Não muitos serão os que se recordam de que em 2 de março de 1983 esteve em Lisboa, no quadro da escala técnica prevista durante a viagem Apostólica à América Central, e fez um grande discurso à multidão apinhada no aeroporto internacional. Dessa alocução, em que revela o que pretendeu dizer aos portugueses no ano anterior, destacam-se os segmentos seguintes:
Por detrás do entusiasmo jovem, da cordialidade adulta e da estima e respeito geral, com que fui recebido então, procurei ver essa fraternidade no rosto de cada um dos portugueses, na comum “semelhança” do Criador de todos nós e no comum chamamento à Salvação; e quis dizer-lhes, primeiro que tudo, isso mesmo: todos somos irmãos; temos de nos amar fraternamente, vendo o nosso “próximo” em cada homem, sobretudo quando este sofre ou está ameaçado no próprio núcleo da sua existência e da sua dignidade; a isto nos impele o amor de Deus que, em Jesus Cristo, se nos revelou como Pai, “rico em misericórdia”. […] De novo em veste de peregrino, são idênticos os pensamentos que me guiam; e a boca fala da abundância do que vai no coração: o amor de Deus, rico em misericórdia; o poder da Redenção de Cristo; Nossa Senhora, Mãe da nossa confiança; e o amor e a paz entre os homens.
E, a pedido do próprio João Paulo II, foi levada ao Vaticano a Imagem de Nossa Senhora que se venera na Capelinha das Aparições do Santuário de Fátima, em frente da qual, na Praça de S. Pedro, o Papa proferiu em 25 de março de 1984 novo Ato de Consagração, em tudo semelhante ao de 13 de maio de 1982, em Fátima.
No ato de entrega que pronunciou em Fátima aos pés da imagem da Virgem, em 13 de maio de 1991, rezou:
Sim, continuai a mostrar-Vos Mãe para todos, porque o mundo tem necessidade de Vós. As novas situações dos povos e da Igreja são ainda precárias e instáveis. Existe o perigo de substituir o marxismo por uma outra forma de ateísmo, que adulando a liberdade tende a destruir as raízes da moral humana e cristã. 
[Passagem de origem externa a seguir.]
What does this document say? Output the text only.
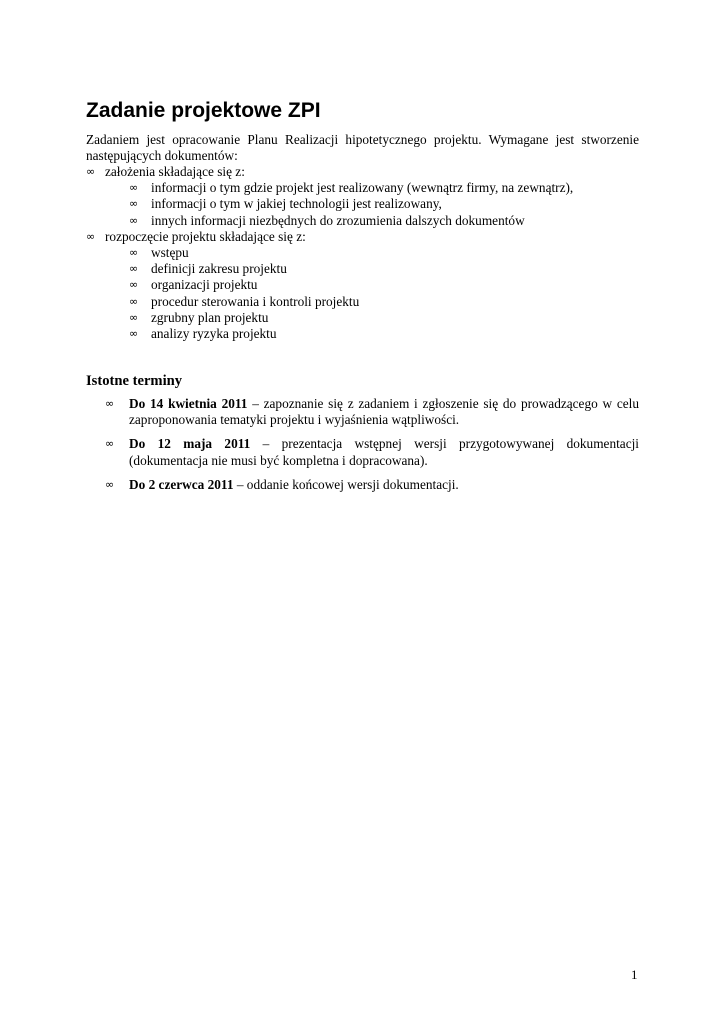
Zadanie projektowe ZPI

Zadaniem jest opracowanie Planu Realizacji hipotetycznego projektu. Wymagane jest stworzenie następujących dokumentów:

∞ założenia składające się z:
∞ informacji o tym gdzie projekt jest realizowany (wewnątrz firmy, na zewnątrz),
∞ informacji o tym w jakiej technologii jest realizowany,
∞ innych informacji niezbędnych do zrozumienia dalszych dokumentów
∞ rozpoczęcie projektu składające się z:
∞ wstępu
∞ definicji zakresu projektu
∞ organizacji projektu
∞ procedur sterowania i kontroli projektu
∞ zgrubny plan projektu
∞ analizy ryzyka projektu
Istotne terminy
∞ Do 14 kwietnia 2011 – zapoznanie się z zadaniem i zgłoszenie się do prowadzącego w celu zaproponowania tematyki projektu i wyjaśnienia wątpliwości.
∞ Do 12 maja 2011 – prezentacja wstępnej wersji przygotowywanej dokumentacji (dokumentacja nie musi być kompletna i dopracowana).
∞ Do 2 czerwca 2011 – oddanie końcowej wersji dokumentacji.
1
E em 13 de maio de 2000, veio a Fátima proceder à Beatificação de dois dos pastorinhos a quem a virgem aparecera – Jacinta e Francisco e mandou revelar ao povo a terceira parte do “segredo” que fora revelado aos videntes.

Concluindo
Quanto aos altos dignitários eclesiais vivos, é natural que Francisco, o “Sumo Sacerdote” em atividade tenha convidado o “Sumo Sacerdote” jubilado, Bento XVI, como é natural que este tenha correspondido ao convite. Qualquer quer bispo diocesano convida o seu antecessor emérito para as solenidades significativas, convite a que ele responde positivamente ou negativamente conforme o seu sentido de liberdade e de cordialidade.
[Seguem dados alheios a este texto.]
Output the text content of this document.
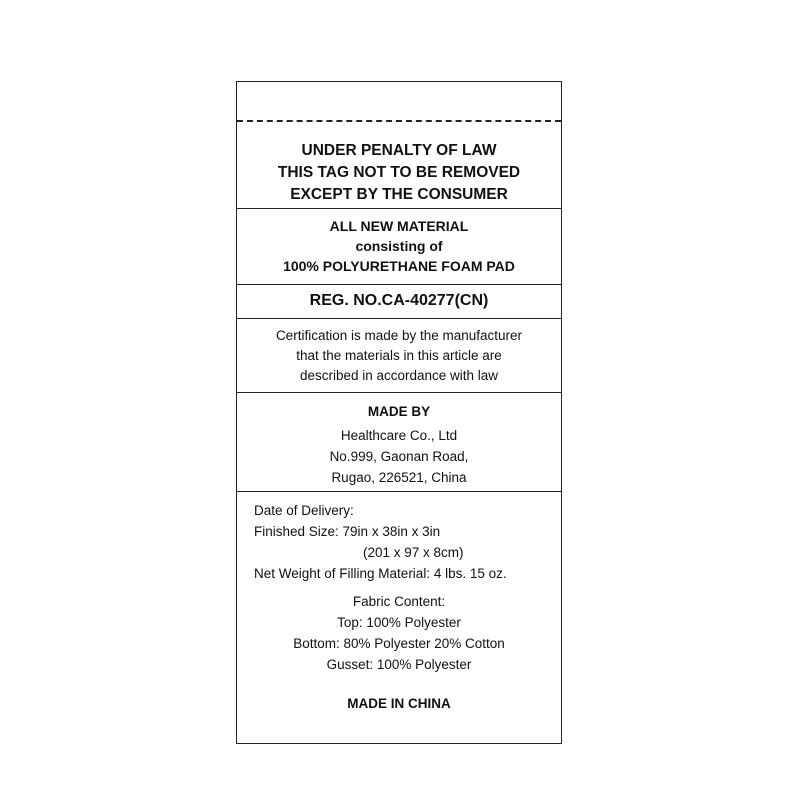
UNDER PENALTY OF LAW
THIS TAG NOT TO BE REMOVED
EXCEPT BY THE CONSUMER
ALL NEW MATERIAL
consisting of
100% POLYURETHANE FOAM PAD
REG. NO.CA-40277(CN)
Certification is made by the manufacturer
that the materials in this article are
described in accordance with law
MADE BY
Healthcare Co., Ltd
No.999, Gaonan Road,
Rugao, 226521, China
Date of Delivery:
Finished Size: 79in x 38in x 3in
(201 x 97 x 8cm)
Net Weight of Filling Material: 4 lbs. 15 oz.
Fabric Content:
Top: 100% Polyester
Bottom: 80% Polyester 20% Cotton
Gusset: 100% Polyester
MADE IN CHINA
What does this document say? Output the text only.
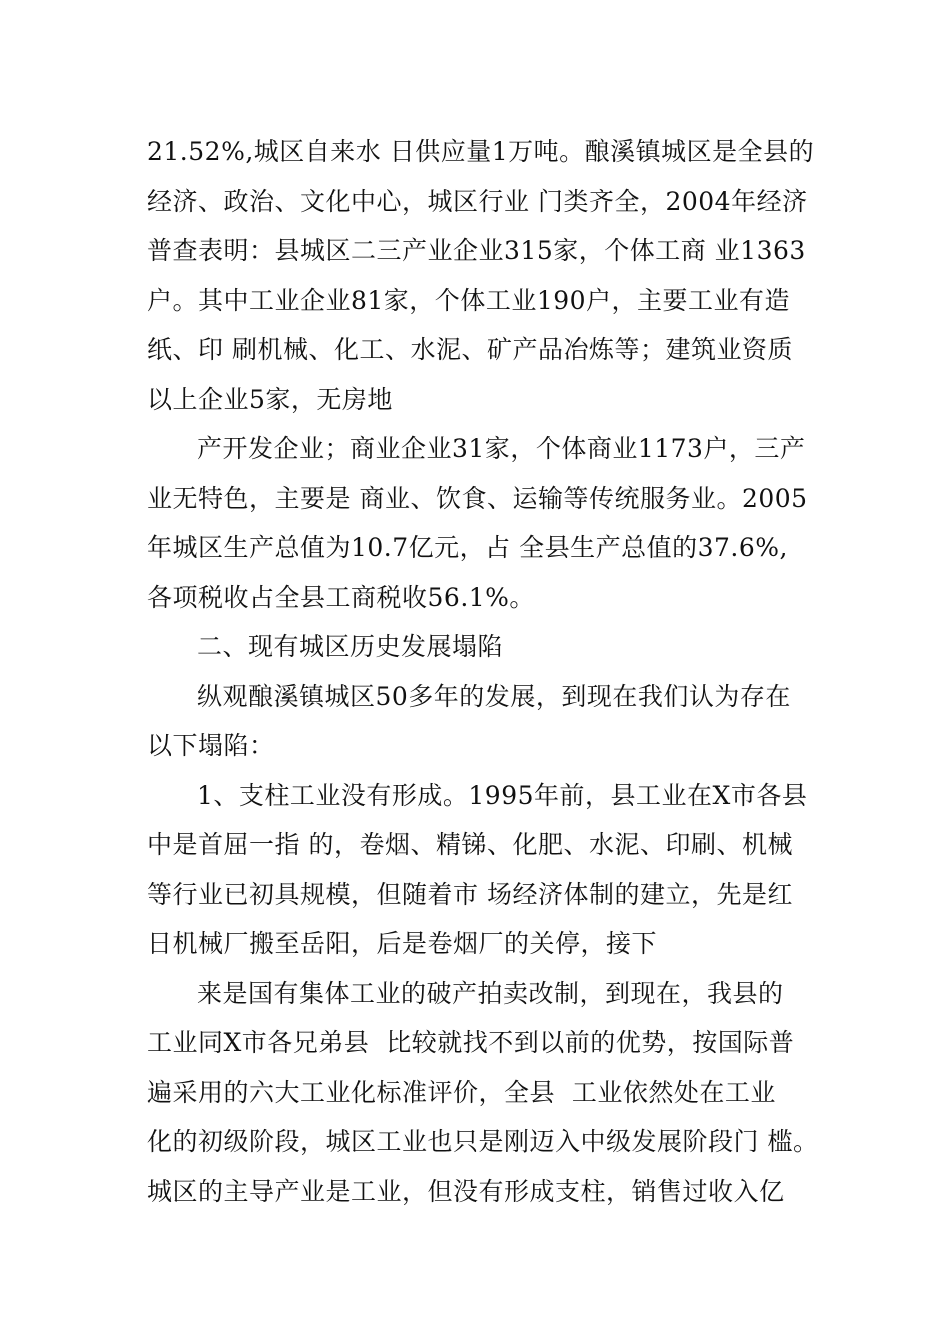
21.52%,城区自来水 日供应量1万吨。酿溪镇城区是全县的
经济、政治、文化中心，城区行业 门类齐全，2004年经济
普查表明：县城区二三产业企业315家，个体工商 业1363
户。其中工业企业81家，个体工业190户，主要工业有造
纸、印 刷机械、化工、水泥、矿产品冶炼等；建筑业资质
以上企业5家，无房地
产开发企业；商业企业31家，个体商业1173户，三产
业无特色，主要是 商业、饮食、运输等传统服务业。2005
年城区生产总值为10.7亿元，占 全县生产总值的37.6%,
各项税收占全县工商税收56.1%。
二、现有城区历史发展塌陷
纵观酿溪镇城区50多年的发展，到现在我们认为存在
以下塌陷：
1、支柱工业没有形成。1995年前，县工业在X市各县
中是首屈一指 的，卷烟、精锑、化肥、水泥、印刷、机械
等行业已初具规模，但随着市 场经济体制的建立，先是红
日机械厂搬至岳阳，后是卷烟厂的关停，接下
来是国有集体工业的破产拍卖改制，到现在，我县的
工业同X市各兄弟县  比较就找不到以前的优势，按国际普
遍采用的六大工业化标准评价，全县  工业依然处在工业
化的初级阶段，城区工业也只是刚迈入中级发展阶段门 槛。
城区的主导产业是工业，但没有形成支柱，销售过收入亿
Bergoglio, estudante no tempo de João XXIII, foi efeito bispo e feito cardeal por João Paulo II e participou no conclave que elegeu Bento XVI; Ratzinger, perito no concílio convocado por João XXIII, foi professor de Teologia Dogmática durante o seu pontificado e foi chamado para a prefeitura da Congregação da Doutrina da Fé por João Paulo II, a quem sucedeu na Cátedra de Pedro.

Quanto aos novos santos, com traços que os fazem iguais e diferentes (num deles não se veem sombras; no outro, o mais recente, talvez sim), são no dizer do Bispo de Leiria-Fátima, “dois Papas que marcaram os séculos XX e XXI, com a sua santidade vivida e manifestada no exercício da sua missão, com estilos e personalidades diversas, mas unidos pela paixão ao homem e a Cristo”. E assegura que “não há um molde para fazer santos, cada um é na sua situação concreta, no tempo e nos desafios que a Igreja e o mundo colocam”.